I wasn’t a fan but I bought a six pack anyway thinking it might someday be worth something. It isn’t.,.and, after 35 years, it still sits unopened on display in my basement. Maybe I should just pop open a few cans after I mow next spring..or do you suppose that some of the golden deliciousness might have disappeared in 3 decades?
One person who came real close to making me a beer convert, was Maureen Ogle..an author from Iowa who was in Sioux Falls promoting her latest book called “Ambitious Brew,” an ambitious project chronicling the history of American beer.
She’d done a lot of research and over a beer after our interview she explained to me how conventional wisdom has it that giant breweries, driven by corporate greed, have flooded the U.S. with inferior-tasting swill, and the only beer worth drinking is from scattered boutique microbrewers. Ogle doesn’t buy that and says companies like Miller and Anheuser-Busch are actually near-perfect embodiments of the American dream (in which “liberty nurtured ambition, and ambition fostered success”)—and if their beers became noticeably blander 50 years ago, it’s because consumers wanted it that way. She even compared beer to wine in that various varieties can and should be explored to best complement a meal. “So it’s not just good with pizza and hot dogs then?” I asked. “Heavens no.” She said.
After I started working at Keloland TV in 1974, I remember asking Jim Burt about those live Hamms Beer commercials. Of course I was curious about what happened to that freshly poured frosty glass. “It wasn’t very fresh after sitting under the hot lights for a half hour” he said. “I wasn’t all that tempted to take a sip but usually one or more of the cameramen would make sure it disappeared after the show. Cold or warm, it didn’t matter to them” he laughed.
Back then, consumption of alcohol on TV commercials was prohibited by the “Television Code”..a code that’s long since gone the way of the dinosaurs but, for some reason, still followed by the broadcast networks. That’s right, the networks which have raised the bar so high that just about anything can be shown or said in prime time programs, doesn’t want booze..be it beer or the hard stuff..to be consumed during the product’s commercial.
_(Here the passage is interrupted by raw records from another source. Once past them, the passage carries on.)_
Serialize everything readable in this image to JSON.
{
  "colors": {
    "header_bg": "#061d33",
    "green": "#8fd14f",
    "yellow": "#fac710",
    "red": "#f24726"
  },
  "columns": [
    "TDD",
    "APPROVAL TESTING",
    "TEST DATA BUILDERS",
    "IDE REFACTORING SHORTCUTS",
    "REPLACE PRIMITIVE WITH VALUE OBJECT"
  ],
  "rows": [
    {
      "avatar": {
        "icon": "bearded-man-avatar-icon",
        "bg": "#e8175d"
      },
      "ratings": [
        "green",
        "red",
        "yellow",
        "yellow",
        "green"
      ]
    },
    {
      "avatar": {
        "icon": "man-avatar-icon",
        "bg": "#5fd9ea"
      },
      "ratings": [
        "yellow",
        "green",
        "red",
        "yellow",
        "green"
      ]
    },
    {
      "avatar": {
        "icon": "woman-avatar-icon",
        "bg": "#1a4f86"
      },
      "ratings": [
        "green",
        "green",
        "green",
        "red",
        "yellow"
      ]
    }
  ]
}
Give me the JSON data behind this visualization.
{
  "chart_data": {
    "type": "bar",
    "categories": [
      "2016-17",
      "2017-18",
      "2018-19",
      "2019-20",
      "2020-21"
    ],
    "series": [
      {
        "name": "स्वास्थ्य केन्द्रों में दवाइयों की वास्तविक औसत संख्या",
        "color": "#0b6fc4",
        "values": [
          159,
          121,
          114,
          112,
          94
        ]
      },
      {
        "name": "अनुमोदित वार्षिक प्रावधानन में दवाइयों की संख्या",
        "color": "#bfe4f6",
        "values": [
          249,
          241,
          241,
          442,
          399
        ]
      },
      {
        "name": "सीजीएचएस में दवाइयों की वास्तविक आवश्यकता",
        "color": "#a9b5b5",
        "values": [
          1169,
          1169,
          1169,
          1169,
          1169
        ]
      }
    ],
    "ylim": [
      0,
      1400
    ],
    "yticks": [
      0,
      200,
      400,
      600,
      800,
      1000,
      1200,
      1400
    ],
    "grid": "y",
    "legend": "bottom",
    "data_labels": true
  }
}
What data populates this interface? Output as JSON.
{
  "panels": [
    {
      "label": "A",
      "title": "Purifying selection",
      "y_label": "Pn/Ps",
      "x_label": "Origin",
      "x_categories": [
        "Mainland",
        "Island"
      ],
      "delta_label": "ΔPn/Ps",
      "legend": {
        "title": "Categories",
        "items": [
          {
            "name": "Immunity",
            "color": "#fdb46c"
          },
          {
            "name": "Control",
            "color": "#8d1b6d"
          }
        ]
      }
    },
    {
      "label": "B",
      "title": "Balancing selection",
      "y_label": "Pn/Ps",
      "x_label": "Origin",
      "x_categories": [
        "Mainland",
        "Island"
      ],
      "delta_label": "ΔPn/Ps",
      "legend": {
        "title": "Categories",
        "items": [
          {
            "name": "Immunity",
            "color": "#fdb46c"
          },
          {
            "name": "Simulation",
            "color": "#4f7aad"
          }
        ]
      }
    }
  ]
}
Years ago, actor Paul Hogan of Crocodile Dundee fame, did a very funny commercial for the most popular beer of his homeland, Australia poking fun at the look but don’t sip rule of American TV.
More recently, Neil Patrick Harris did a little humorous lampooning in a Heineken ad.
Well, all this talk of drinking beer has made me a might thirsty. I think there’s a can of Coors left over from Christmas in the fridge. Wait, it’s only 9 o’clock in the morning. Ah, what the heck..I’m retired.
I won’t tell anyone if you don’t. Cheers!